Eugene Delgaudio: Absurd Gay man who wants to become priest takes bishop to human rights tribunal for "discrimination"
By Peter Saunders of lifesite news reports "New Zealand became the 13th country to legalise same sex marriage two weeks ago."
And gay rights activists lost no time in attempting to completely destroy all organized religion, as they are doing in America right now in a handful of lawsuits all over the United States, said Eugene Delgaudio, president of Public Advocate.
Delgaudio said "The unnamed complainant appears to be holding a very strange view of church law and religious tenets. He seems to think that a church should not bother to enforce its own rules on chastity, or anything else, when a homosexual man is involved."
The report continues:
"This week the Anglican Bishop of Auckland is being taken to the Human Rights Tribunal over allegations he is discriminating against a gay man who wants to become a priest."

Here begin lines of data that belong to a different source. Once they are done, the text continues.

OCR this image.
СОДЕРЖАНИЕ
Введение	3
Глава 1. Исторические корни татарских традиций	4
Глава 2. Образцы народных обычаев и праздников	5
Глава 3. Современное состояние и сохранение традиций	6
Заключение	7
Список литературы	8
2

Right Reverend Ross Bay has been accused of preventing a gay man entering the Anglican Church's training or discernment programme for priests because he is unmarried and in a sexual relationship with his male partner.
Bay denies the allegation.
The complainant, who cannot be named for legal reasons, said he had been signalling his desire to train for the priesthood since 2006, but had never been accepted into the programme.

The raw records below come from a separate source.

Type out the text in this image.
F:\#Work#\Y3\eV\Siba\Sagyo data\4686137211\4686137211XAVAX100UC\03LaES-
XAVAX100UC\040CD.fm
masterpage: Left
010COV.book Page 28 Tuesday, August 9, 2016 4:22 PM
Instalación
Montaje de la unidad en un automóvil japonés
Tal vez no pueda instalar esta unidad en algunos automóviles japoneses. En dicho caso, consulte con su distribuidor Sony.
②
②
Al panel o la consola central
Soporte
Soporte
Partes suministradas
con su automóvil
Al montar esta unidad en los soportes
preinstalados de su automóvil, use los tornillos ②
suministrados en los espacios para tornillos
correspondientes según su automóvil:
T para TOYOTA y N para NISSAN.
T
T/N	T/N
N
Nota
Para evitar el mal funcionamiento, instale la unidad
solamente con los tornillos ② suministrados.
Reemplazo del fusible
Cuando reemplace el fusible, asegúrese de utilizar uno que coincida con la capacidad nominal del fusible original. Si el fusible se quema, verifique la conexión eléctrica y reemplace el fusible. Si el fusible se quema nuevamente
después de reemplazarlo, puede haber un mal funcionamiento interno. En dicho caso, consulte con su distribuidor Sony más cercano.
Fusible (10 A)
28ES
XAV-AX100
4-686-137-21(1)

Bay, who approves entrants to the Anglican Church's clergy training programme, has been the Bishop of Auckland since 2010.
The Human Rights Act 1993 allows exceptions to some discrimination laws, including where organised religions are following their doctrine.
The Bishop said, ultimately, church rules determine who can be ordained, and he refused the man entry 'by reason of the defendant not being chaste in terms of canons of the Anglican Church'.
He added that anyone in a sexual relationship outside of marriage would not be accepted to train as a priest.
The case is illustrative of the sort of litigation that will become commonplace once same sex marriage is legalised.